Dr. Heinz-Dieter Winter – Zur Lage im Nahen Osten
Vortrag von Dr. Heinz-Dieter Winter
in der Veranstaltung des Nahost-Forums am 26.02.2009
Bis Ende des vorige Jahres hätte nach dem „frommen Wunsch“ des abgetretenen USA-Präsidenten George W.Bush, der im November 2007 eine Internationale Konferenz nach Annapolis einberufen hatte, ein palästinensischer Staat gebildet worden sein, stattdessen kam es zum Gazakrieg, der mit mehr als 1300 Toten, 5200 Verletzten – darunter etwa 400 tote Kinder-, einem Massaker glich.
I
Annapolis, wie vorher auch die sogenannte road map (von 2003, versprach einen palästinensischen Staat bis 2005) und die Tätigkeit des Nahostquartetts konnte aus folgenden Gründen nicht zu einem lebensfähigen palästinensischen Staat führen:
1. Die UNO- Resolutionen und die Mittel zu ihrer Durchsetzung sowie die zu lösenden Grundfragen wurden nur unzureichend zugrunde gelegt. Die UNO wurde aus dem Lösungsprozeß faktisch ausgeklammert und den USA wurde die alleinige Kontrolle überlassen.

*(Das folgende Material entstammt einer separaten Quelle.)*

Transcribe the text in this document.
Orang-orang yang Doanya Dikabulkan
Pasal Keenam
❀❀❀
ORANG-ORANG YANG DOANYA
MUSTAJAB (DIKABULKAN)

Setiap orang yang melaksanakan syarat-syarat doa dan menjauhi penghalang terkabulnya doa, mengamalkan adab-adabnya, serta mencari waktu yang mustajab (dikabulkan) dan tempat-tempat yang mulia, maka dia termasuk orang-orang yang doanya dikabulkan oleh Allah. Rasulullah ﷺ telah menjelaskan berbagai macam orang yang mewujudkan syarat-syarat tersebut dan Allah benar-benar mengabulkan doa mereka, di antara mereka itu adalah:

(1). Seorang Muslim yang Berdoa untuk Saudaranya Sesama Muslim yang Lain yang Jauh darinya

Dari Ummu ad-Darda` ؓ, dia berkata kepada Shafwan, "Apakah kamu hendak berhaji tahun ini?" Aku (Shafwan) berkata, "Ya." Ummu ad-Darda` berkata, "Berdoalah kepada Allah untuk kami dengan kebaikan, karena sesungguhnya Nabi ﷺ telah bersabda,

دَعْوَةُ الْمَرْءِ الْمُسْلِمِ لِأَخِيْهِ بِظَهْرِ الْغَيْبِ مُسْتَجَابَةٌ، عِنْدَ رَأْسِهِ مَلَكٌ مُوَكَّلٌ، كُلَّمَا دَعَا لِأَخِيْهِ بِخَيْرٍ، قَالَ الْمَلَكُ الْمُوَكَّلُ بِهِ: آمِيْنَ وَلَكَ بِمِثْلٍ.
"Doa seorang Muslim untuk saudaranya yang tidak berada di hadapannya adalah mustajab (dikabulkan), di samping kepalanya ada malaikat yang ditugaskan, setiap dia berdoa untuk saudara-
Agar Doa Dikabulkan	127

2. Es wurde Nichts getan, um den andauernden israelischen Siedlungsprozeß zu beenden. Er wurde auch nach Annapolis bekanntlich fortgesetzt
3. Hamas wurde aus dem Verhandlungsprozeß überhaupt ausgeklammert. Der Konfrontationskurs der Fatah gegen die Hamas war für Israel Vorbedingung, um mit Abbas überhaupt das Annapolis-Projekt zu beginnen.
Gespräche zwischen Israelis und Palästinensern zur Realisierung von Annapolis wurden Ende vorigen Jahres ergebnislos beendet. Die palästinensische Seite hatte im Dezember publik gemacht, was Israel vorgeschlagen hatte. Danach will Israel 6,8% (von 7,3% herunterverhandelt)des Westjordanlandes annektieren und dafür Land vom eigenen Territorium (Negew-Wüste) abgeben. Man könnte sagen, 6,8 % ist nicht viel. Aber die Palästinenser bekommen ja nur noch 22% des ehemaligen Mandatsgebiets Palästina. Der UNO-Teilungsbeschluß hatte ihnen 45% zugebilligt.